В этот момент в зал вошел второй секретарь горкома. Он был невысокого роста, в импортном дорогом костюме. Сзади семенил Слава Добровольский и что-то горячо ему втолковывал. Лохнесский бросился навстречу гостю, оттеснил Славу, и указав на свободное место за нашим столиком.
– Вечно второй, – указал Снетков на главного гостя, – чтобы первым стать – стати не добрал. У нас руководитель должен быть крупным и харизматичным, а этот…
– Харей не вышел, – вклинился Гвоздев, – килограмм этак тридцать в дефиците. У нас с диких времен это повелось, когда вождями были сильные и здоровые. В продвинутых странах давно сообразили, что внешние показатели не самое главное, а мы все еще за главное качество мордатость держим.
Тем временем Лохнесский открыл, по его выражению, заседание, сказал, что дорогого гостя представлять не надо, но, учитывая присутствие нескольких новых членов, то есть любителей поэзии, – он взглянул на наш столик – мы его представим.
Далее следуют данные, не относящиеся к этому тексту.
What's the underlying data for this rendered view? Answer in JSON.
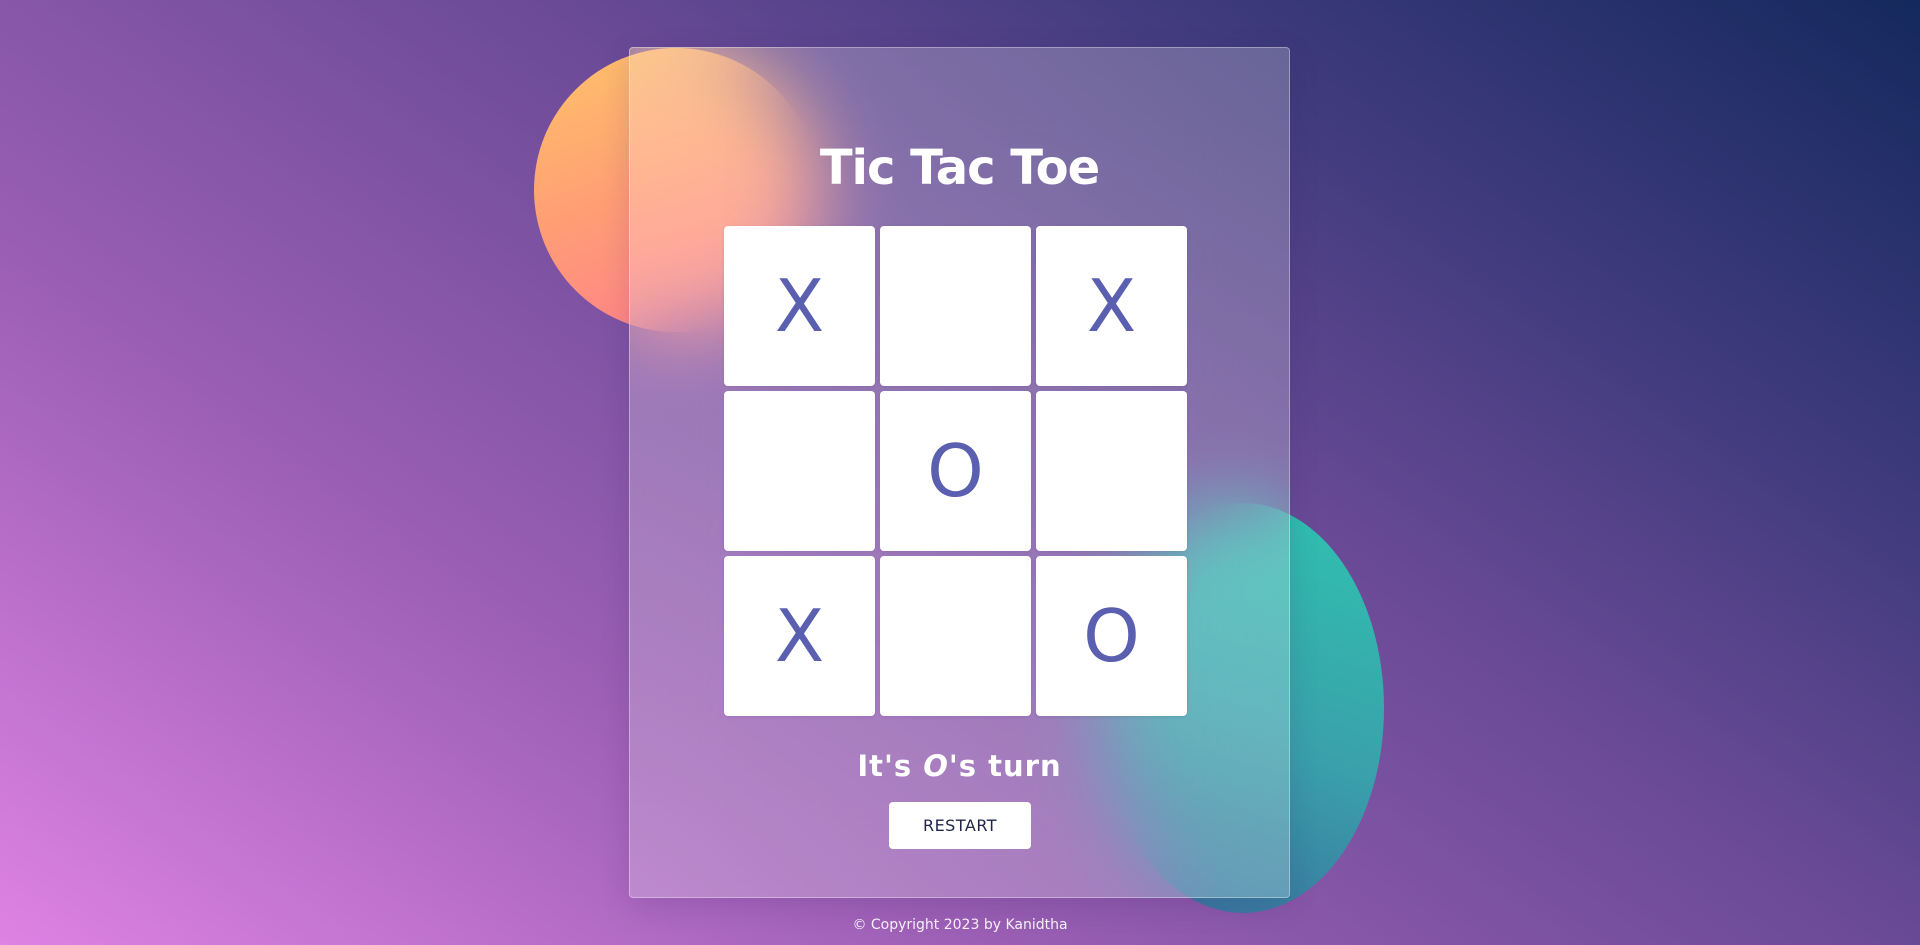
{
  "game": {
    "title": "Tic Tac Toe",
    "board": [
      "X",
      "",
      "X",
      "",
      "O",
      "",
      "X",
      "",
      "O"
    ],
    "status": {
      "prefix": "It's ",
      "player": "O",
      "suffix": "'s turn"
    },
    "restart_label": "RESTART"
  },
  "footer": {
    "copyright": "© Copyright 2023 by Kanidtha"
  },
  "colors": {
    "mark": "#5b5fb0",
    "cell": "#ffffff",
    "text": "#ffffff"
  }
}
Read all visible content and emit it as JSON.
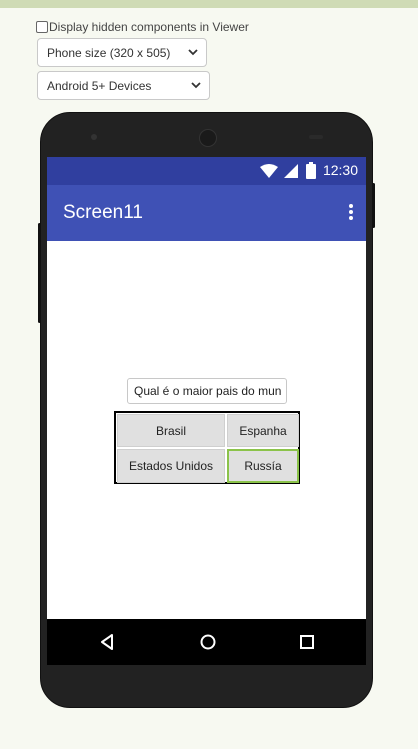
{
  "viewer": {
    "hidden_components_label": "Display hidden components in Viewer",
    "phone_size_select": "Phone size (320 x 505)",
    "device_select": "Android 5+ Devices"
  },
  "phone": {
    "status_time": "12:30",
    "app_title": "Screen11",
    "question_text": "Qual é o maior pais do mun",
    "options": [
      "Brasil",
      "Espanha",
      "Estados Unidos",
      "Russia"
    ],
    "options_display": [
      "Brasil",
      "Espanha",
      "Estados Unidos",
      "Russía"
    ],
    "selected_option": "Russía"
  },
  "colors": {
    "status_bar": "#303f9f",
    "app_bar": "#3f51b5",
    "selected_border": "#8bc34a"
  },
  "icons": [
    "wifi-icon",
    "signal-icon",
    "battery-icon",
    "more-vert-icon",
    "back-icon",
    "home-icon",
    "recent-apps-icon",
    "chevron-down-icon"
  ]
}
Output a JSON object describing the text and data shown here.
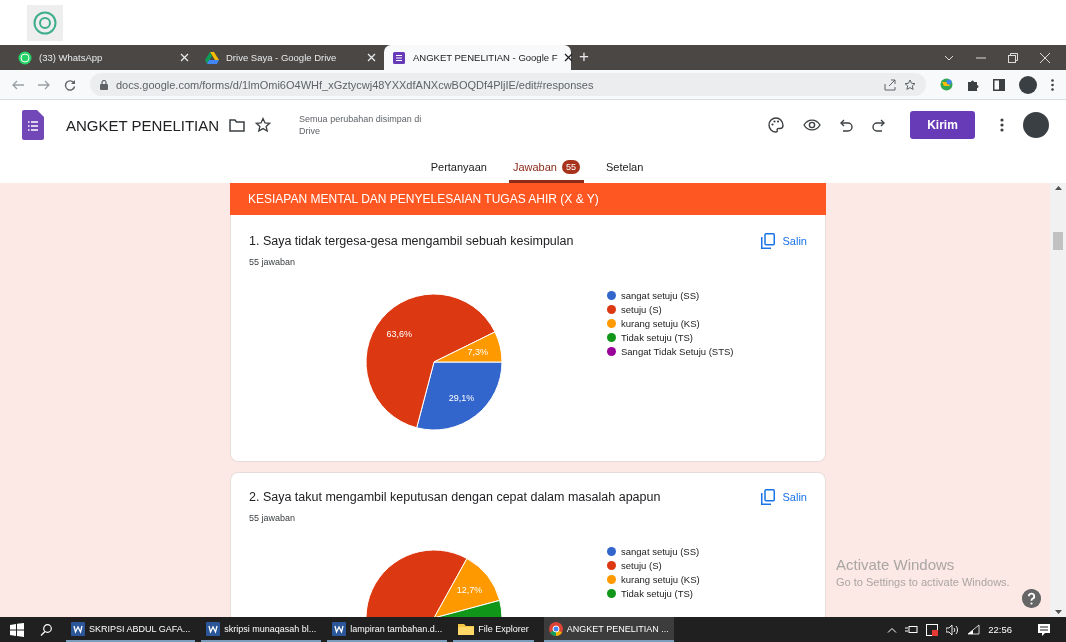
{
  "browser": {
    "tabs": [
      {
        "title": "(33) WhatsApp",
        "kind": "whatsapp",
        "selected": false
      },
      {
        "title": "Drive Saya - Google Drive",
        "kind": "drive",
        "selected": false
      },
      {
        "title": "ANGKET PENELITIAN - Google F",
        "kind": "forms",
        "selected": true
      }
    ],
    "new_tab": "+",
    "url": "docs.google.com/forms/d/1lmOmi6O4WHf_xGztycwj48YXXdfANXcwBOQDf4PljIE/edit#responses"
  },
  "form_header": {
    "title": "ANGKET PENELITIAN",
    "save_status": "Semua perubahan disimpan di Drive",
    "send_button": "Kirim"
  },
  "form_tabs": [
    {
      "label": "Pertanyaan",
      "selected": false
    },
    {
      "label": "Jawaban",
      "selected": true,
      "badge": "55"
    },
    {
      "label": "Setelan",
      "selected": false
    }
  ],
  "section_title": "KESIAPAN MENTAL DAN PENYELESAIAN TUGAS AHIR (X & Y)",
  "questions": [
    {
      "title": "1. Saya tidak tergesa-gesa mengambil sebuah kesimpulan",
      "copy_button": "Salin",
      "responses": "55 jawaban",
      "chart_data": {
        "type": "pie",
        "categories": [
          "sangat setuju (SS)",
          "setuju (S)",
          "kurang setuju (KS)",
          "Tidak setuju (TS)",
          "Sangat Tidak Setuju (STS)"
        ],
        "values": [
          29.1,
          63.6,
          7.3,
          0,
          0
        ],
        "colors": [
          "#3366cc",
          "#dc3912",
          "#ff9900",
          "#109618",
          "#990099"
        ],
        "value_labels": [
          "29,1%",
          "63,6%",
          "7,3%",
          null,
          null
        ]
      }
    },
    {
      "title": "2. Saya takut mengambil keputusan dengan cepat dalam masalah apapun",
      "copy_button": "Salin",
      "responses": "55 jawaban",
      "pie_label": "12,7%",
      "legend": [
        {
          "label": "sangat setuju (SS)",
          "color": "#3366cc"
        },
        {
          "label": "setuju (S)",
          "color": "#dc3912"
        },
        {
          "label": "kurang setuju (KS)",
          "color": "#ff9900"
        },
        {
          "label": "Tidak setuju (TS)",
          "color": "#109618"
        }
      ]
    }
  ],
  "activation_notice": {
    "title": "Activate Windows",
    "subtitle": "Go to Settings to activate Windows."
  },
  "taskbar": {
    "apps": [
      {
        "label": "SKRIPSI ABDUL GAFA...",
        "kind": "word",
        "selected": false
      },
      {
        "label": "skripsi munaqasah bl...",
        "kind": "word",
        "selected": false
      },
      {
        "label": "lampiran tambahan.d...",
        "kind": "word",
        "selected": false
      },
      {
        "label": "File Explorer",
        "kind": "folder",
        "selected": false
      },
      {
        "label": "ANGKET PENELITIAN ...",
        "kind": "chrome",
        "selected": true
      }
    ],
    "clock": "22:56"
  }
}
Тут пошло нудное перечисление званий, должностей и заслуг второго секретаря. Я наклонился к Светке и сказал шепотом:
– Слышала? Нас с тобой тоже в члены зачислили, можешь теперь этим гордиться. Потом Маньке похвастаешься членством.
В этот момент вечно второй поставленным голосом начал свою речь:
– Дорогие товарищи!
Похоже, надолго, – подумал я и не ошибся. Докладчик остановился на рыночных реформах, которые идут тяжело. Дальше он попросил мыслящую и творческую интеллигенцию в нашем лице не поддаваться на провокации „демократов“, призывающих распустить все республики, и без того распущенные в своих амбициях. На предстоящем референдуме надо сказать твердое „да“ за сохранение СССР. А на вопрос, нужен ли России свой президент, надо ответить „нет“, так как на этот пост жаждет прорваться партийный отщепенец Ельцин. При этом оратор доверительно сообщил, что из достоверных источников знает о слабости Бориса Николаевича и что он Россию непременно пропьет.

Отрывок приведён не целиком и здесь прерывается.